1年生では春から試合に出場していたPR稲田壮一郎(中部大春日丘出身)、FL大澤蓮(長崎南山出身)、SH隠塚翔太朗、SO/CTB舘内倭人(法政二出身)、CTB有田闘志樹(鹿児島実業出身)らがメンバー争いに絡んで来そうだ。

目標は大学選手権出場である。上位チームに1つでも2つでも勝利して3位以内に入りたいところだ。

◆中央大学:団結力で上位浮上を目指す

昨年は5位に終わってしまった中央大学。今年の目標は「リーグ戦優勝、大学選手権ベスト4進出」達成を掲げて、スローガンを「C★BLOCK」と掲げた。スローガンのCは中央の頭文字で、いままでやってきた小さなことを積み重ねて、大きな目標を達成するという意味が込められているという。

松田雄監督は、今年はディフェンスからアタックする「ディフェンシブなラグビー」を標榜している。そのキーマンは今年からPRからHOに転向した主将の金子惠一、さらに副将のWTB高橋真太(ともに4年)のリーダー2人だ。FWとBKのまとめ役としてチームをけん引する。

チームをコントロールするのが、昨年、1年生ながら唯一リーグ戦の「ベスト15」に選ばれたSO侭田洋翔(2年)だ。U20日本代表で国際経験も積んだ司令塔がチーム浮沈の鍵を握る。

また、新人でメンバー争いに絡んで来そうなのはWTB竹ノ内建太(國學院栃木出身)、FL/PR茂原隆由(高崎工出身)あたりだろう。部員は少ないが、団結力は他校には負けない。チーム一丸となって上位3位以内を狙いたい。

◆日本大学:伝統の強いFWの復活がカギ

一昨年は1勝もできなかった日本大学だが、昨年は2勝とチームを率いて3年目の中野克己監督の下、着実に強化が進んでいると言えよう。

今年のスローガンは「ヘラクレス軍団復活」を掲げて、日本大学伝統の強いFWを復活させ、前に出るラグビーを目指している。また今年から外国人選手がチームに加わったことで、フィジカルにも長けたチームへと変貌中である。

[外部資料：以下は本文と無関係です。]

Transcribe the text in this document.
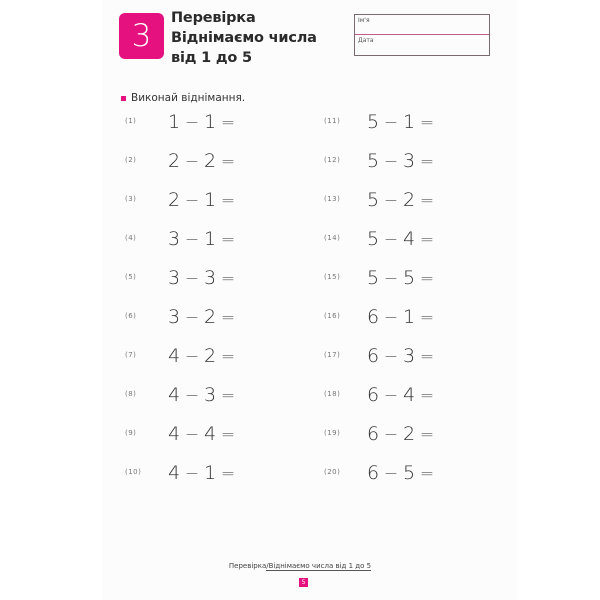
3 Перевірка
Віднімаємо числа
від 1 до 5
Ім'я
Дата
Виконай віднімання.
(1) 1 − 1 =
(2) 2 − 2 =
(3) 2 − 1 =
(4) 3 − 1 =
(5) 3 − 3 =
(6) 3 − 2 =
(7) 4 − 2 =
(8) 4 − 3 =
(9) 4 − 4 =
(10) 4 − 1 =
(11) 5 − 1 =
(12) 5 − 3 =
(13) 5 − 2 =
(14) 5 − 4 =
(15) 5 − 5 =
(16) 6 − 1 =
(17) 6 − 3 =
(18) 6 − 4 =
(19) 6 − 2 =
(20) 6 − 5 =
Перевірка/Віднімаємо числа від 1 до 5
5
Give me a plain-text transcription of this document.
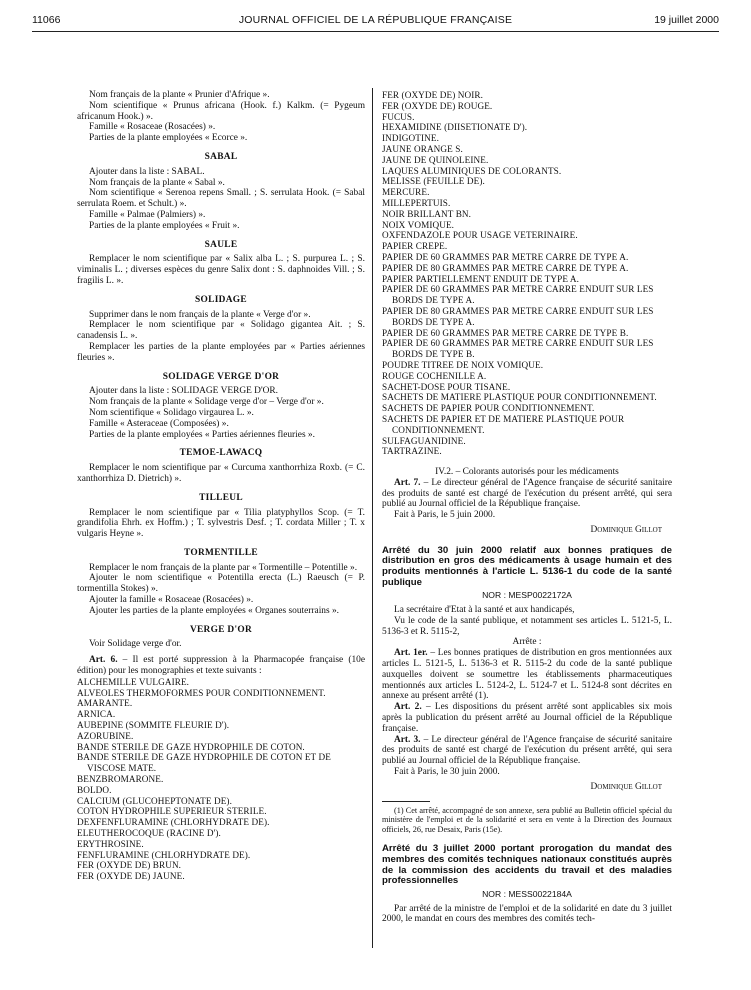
11066	JOURNAL OFFICIEL DE LA RÉPUBLIQUE FRANÇAISE	19 juillet 2000

Nom français de la plante « Prunier d'Afrique ».

Nom scientifique « Prunus africana (Hook. f.) Kalkm. (= Pygeum africanum Hook.) ».

Famille « Rosaceae (Rosacées) ».

Parties de la plante employées « Ecorce ».

SABAL

Ajouter dans la liste : SABAL.

Nom français de la plante « Sabal ».

Nom scientifique « Serenoa repens Small. ; S. serrulata Hook. (= Sabal serrulata Roem. et Schult.) ».

Famille « Palmae (Palmiers) ».

Parties de la plante employées « Fruit ».

SAULE

Remplacer le nom scientifique par « Salix alba L. ; S. purpurea L. ; S. viminalis L. ; diverses espèces du genre Salix dont : S. daphnoides Vill. ; S. fragilis L. ».

SOLIDAGE

Supprimer dans le nom français de la plante « Verge d'or ».

Remplacer le nom scientifique par « Solidago gigantea Ait. ; S. canadensis L. ».

Remplacer les parties de la plante employées par « Parties aériennes fleuries ».

SOLIDAGE VERGE D'OR

Ajouter dans la liste : SOLIDAGE VERGE D'OR.

Nom français de la plante « Solidage verge d'or – Verge d'or ».

Nom scientifique « Solidago virgaurea L. ».

Famille « Asteraceae (Composées) ».

Parties de la plante employées « Parties aériennes fleuries ».

TEMOE-LAWACQ

Remplacer le nom scientifique par « Curcuma xanthorrhiza Roxb. (= C. xanthorrhiza D. Dietrich) ».

TILLEUL

Remplacer le nom scientifique par « Tilia platyphyllos Scop. (= T. grandifolia Ehrh. ex Hoffm.) ; T. sylvestris Desf. ; T. cordata Miller ; T. x vulgaris Heyne ».

TORMENTILLE

Remplacer le nom français de la plante par « Tormentille – Potentille ».

Ajouter le nom scientifique « Potentilla erecta (L.) Raeusch (= P. tormentilla Stokes) ».

Ajouter la famille « Rosaceae (Rosacées) ».

Ajouter les parties de la plante employées « Organes souterrains ».

VERGE D'OR

Voir Solidage verge d'or.

Art. 6. – Il est porté suppression à la Pharmacopée française (10e édition) pour les monographies et texte suivants :

ALCHEMILLE VULGAIRE.
ALVEOLES THERMOFORMES POUR CONDITIONNEMENT.
AMARANTE.
ARNICA.
AUBEPINE (SOMMITE FLEURIE D').
AZORUBINE.
BANDE STERILE DE GAZE HYDROPHILE DE COTON.
BANDE STERILE DE GAZE HYDROPHILE DE COTON ET DE VISCOSE MATE.
BENZBROMARONE.
BOLDO.
CALCIUM (GLUCOHEPTONATE DE).
COTON HYDROPHILE SUPERIEUR STERILE.
DEXFENFLURAMINE (CHLORHYDRATE DE).
ELEUTHEROCOQUE (RACINE D').
ERYTHROSINE.
FENFLURAMINE (CHLORHYDRATE DE).
FER (OXYDE DE) BRUN.
FER (OXYDE DE) JAUNE.
FER (OXYDE DE) NOIR.
FER (OXYDE DE) ROUGE.
FUCUS.
HEXAMIDINE (DIISETIONATE D').
INDIGOTINE.
JAUNE ORANGE S.
JAUNE DE QUINOLEINE.
LAQUES ALUMINIQUES DE COLORANTS.
MELISSE (FEUILLE DE).
MERCURE.
MILLEPERTUIS.
NOIR BRILLANT BN.
NOIX VOMIQUE.
OXFENDAZOLE POUR USAGE VETERINAIRE.
PAPIER CREPE.
PAPIER DE 60 GRAMMES PAR METRE CARRE DE TYPE A.
PAPIER DE 80 GRAMMES PAR METRE CARRE DE TYPE A.
PAPIER PARTIELLEMENT ENDUIT DE TYPE A.
PAPIER DE 60 GRAMMES PAR METRE CARRE ENDUIT SUR LES BORDS DE TYPE A.
PAPIER DE 80 GRAMMES PAR METRE CARRE ENDUIT SUR LES BORDS DE TYPE A.
PAPIER DE 60 GRAMMES PAR METRE CARRE DE TYPE B.
PAPIER DE 60 GRAMMES PAR METRE CARRE ENDUIT SUR LES BORDS DE TYPE B.
POUDRE TITREE DE NOIX VOMIQUE.
ROUGE COCHENILLE A.
SACHET-DOSE POUR TISANE.
SACHETS DE MATIERE PLASTIQUE POUR CONDITIONNEMENT.
SACHETS DE PAPIER POUR CONDITIONNEMENT.
SACHETS DE PAPIER ET DE MATIERE PLASTIQUE POUR CONDITIONNEMENT.
SULFAGUANIDINE.
TARTRAZINE.

IV.2. – Colorants autorisés pour les médicaments

Art. 7. – Le directeur général de l'Agence française de sécurité sanitaire des produits de santé est chargé de l'exécution du présent arrêté, qui sera publié au Journal officiel de la République française.

Fait à Paris, le 5 juin 2000.

Dominique Gillot

Arrêté du 30 juin 2000 relatif aux bonnes pratiques de distribution en gros des médicaments à usage humain et des produits mentionnés à l'article L. 5136-1 du code de la santé publique

NOR : MESP0022172A

La secrétaire d'Etat à la santé et aux handicapés,

Vu le code de la santé publique, et notamment ses articles L. 5121-5, L. 5136-3 et R. 5115-2,

Arrête :

Art. 1er. – Les bonnes pratiques de distribution en gros mentionnées aux articles L. 5121-5, L. 5136-3 et R. 5115-2 du code de la santé publique auxquelles doivent se soumettre les établissements pharmaceutiques mentionnés aux articles L. 5124-2, L. 5124-7 et L. 5124-8 sont décrites en annexe au présent arrêté (1).

Art. 2. – Les dispositions du présent arrêté sont applicables six mois après la publication du présent arrêté au Journal officiel de la République française.

Art. 3. – Le directeur général de l'Agence française de sécurité sanitaire des produits de santé est chargé de l'exécution du présent arrêté, qui sera publié au Journal officiel de la République française.

Fait à Paris, le 30 juin 2000.

Dominique Gillot

(1) Cet arrêté, accompagné de son annexe, sera publié au Bulletin officiel spécial du ministère de l'emploi et de la solidarité et sera en vente à la Direction des Journaux officiels, 26, rue Desaix, Paris (15e).

Arrêté du 3 juillet 2000 portant prorogation du mandat des membres des comités techniques nationaux constitués auprès de la commission des accidents du travail et des maladies professionnelles

NOR : MESS0022184A

Par arrêté de la ministre de l'emploi et de la solidarité en date du 3 juillet 2000, le mandat en cours des membres des comités tech-
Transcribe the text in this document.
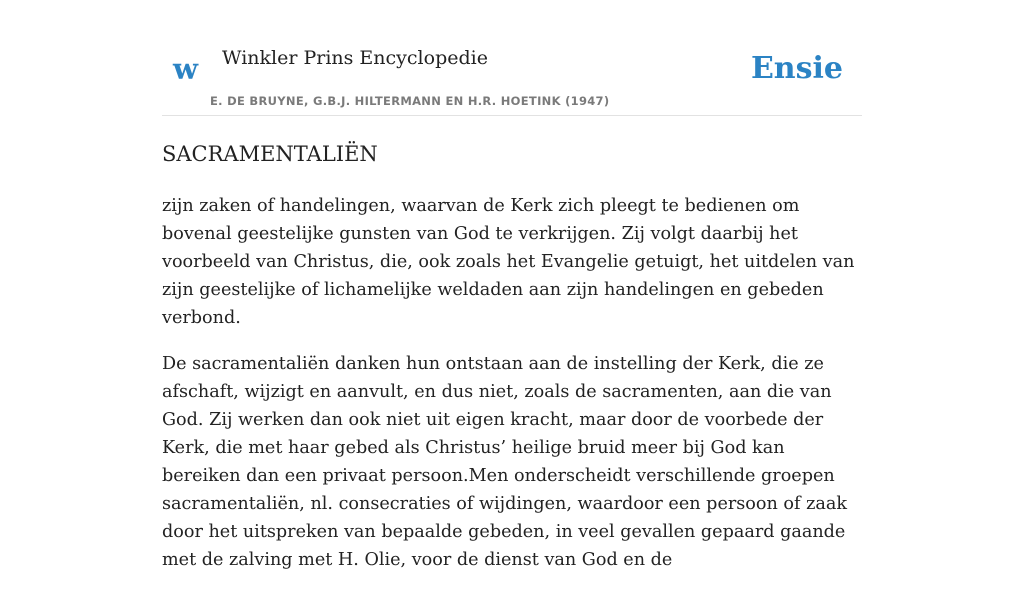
w Winkler Prins Encyclopedie
E. DE BRUYNE, G.B.J. HILTERMANN EN H.R. HOETINK (1947)
Ensie
SACRAMENTALIËN

zijn zaken of handelingen, waarvan de Kerk zich pleegt te bedienen om bovenal geestelijke gunsten van God te verkrijgen. Zij volgt daarbij het voorbeeld van Christus, die, ook zoals het Evangelie getuigt, het uitdelen van zijn geestelijke of lichamelijke weldaden aan zijn handelingen en gebeden verbond.

De sacramentaliën danken hun ontstaan aan de instelling der Kerk, die ze afschaft, wijzigt en aanvult, en dus niet, zoals de sacramenten, aan die van God. Zij werken dan ook niet uit eigen kracht, maar door de voorbede der Kerk, die met haar gebed als Christus’ heilige bruid meer bij God kan bereiken dan een privaat persoon.Men onderscheidt verschillende groepen sacramentaliën, nl. consecraties of wijdingen, waardoor een persoon of zaak door het uitspreken van bepaalde gebeden, in veel gevallen gepaard gaande met de zalving met H. Olie, voor de dienst van God en de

FWは主将のLO今要(4年)を中心に、FWではルーキーのHOアサエリ・サミソニ、NO8ハラシリ・シオネ(ともに目黒学院出身)、トンガ出身のLOテビタ・オトの3人がおり強力だ。また日本人でもFL板倉正矢(茗渓学園出身)がメンバー争いに絡んで来そうだ。

BKは副将のWTB金志大(4年)を中心に、SH村上陽平、SO齊藤芳徳(ともに2年)のハーフ団、そしてルーキーではSH杉山樹(昌平出身)、CTBフレイザー・クワーク(開志国際出身)らが中軸となろう、。

1990年代に大学選手権ベスト4に入った時のようなFWの強さを見せ、今年のリーグ戦で旋風を巻き起こすことができるか。

◆拓殖大学:強力スクラムとワイドアタックで挑む

昨年は1勝しかできず入替戦に回ってしまった拓殖大学。ただ、今年も「FWで前に出るのがうちの基本」と遠藤隆夫監督が言うように、持ち味のスクラムの強さは健在だ。

今年のスローガンには「Discipline」(規律)と掲げて、伝統のスクラムだけでなく、グラウンドを大きく使ったランニングラグビーで勝利を目指す。

スクラムの中軸は副将のPR山中悠暉(4年)、PR河田和大(3年)らが中心。主将のSO大塚隆史(4年)、SO/FB小野龍輝(2年)がゲームをコントロールし、突破力のあるFLアセリ・マシヴォウ(3年)、CTB大塚晃生(2年)ら決定力のある選手でトライを挙げたい。

新人の中で、春季大会でレギュラーとして出場したのはNO8山本健人(鶴来出身)、そしてオーストラリアからの留学生のCTBマヒナ・クイントンだ。クイントンは中盤の突破役として期待がかかる。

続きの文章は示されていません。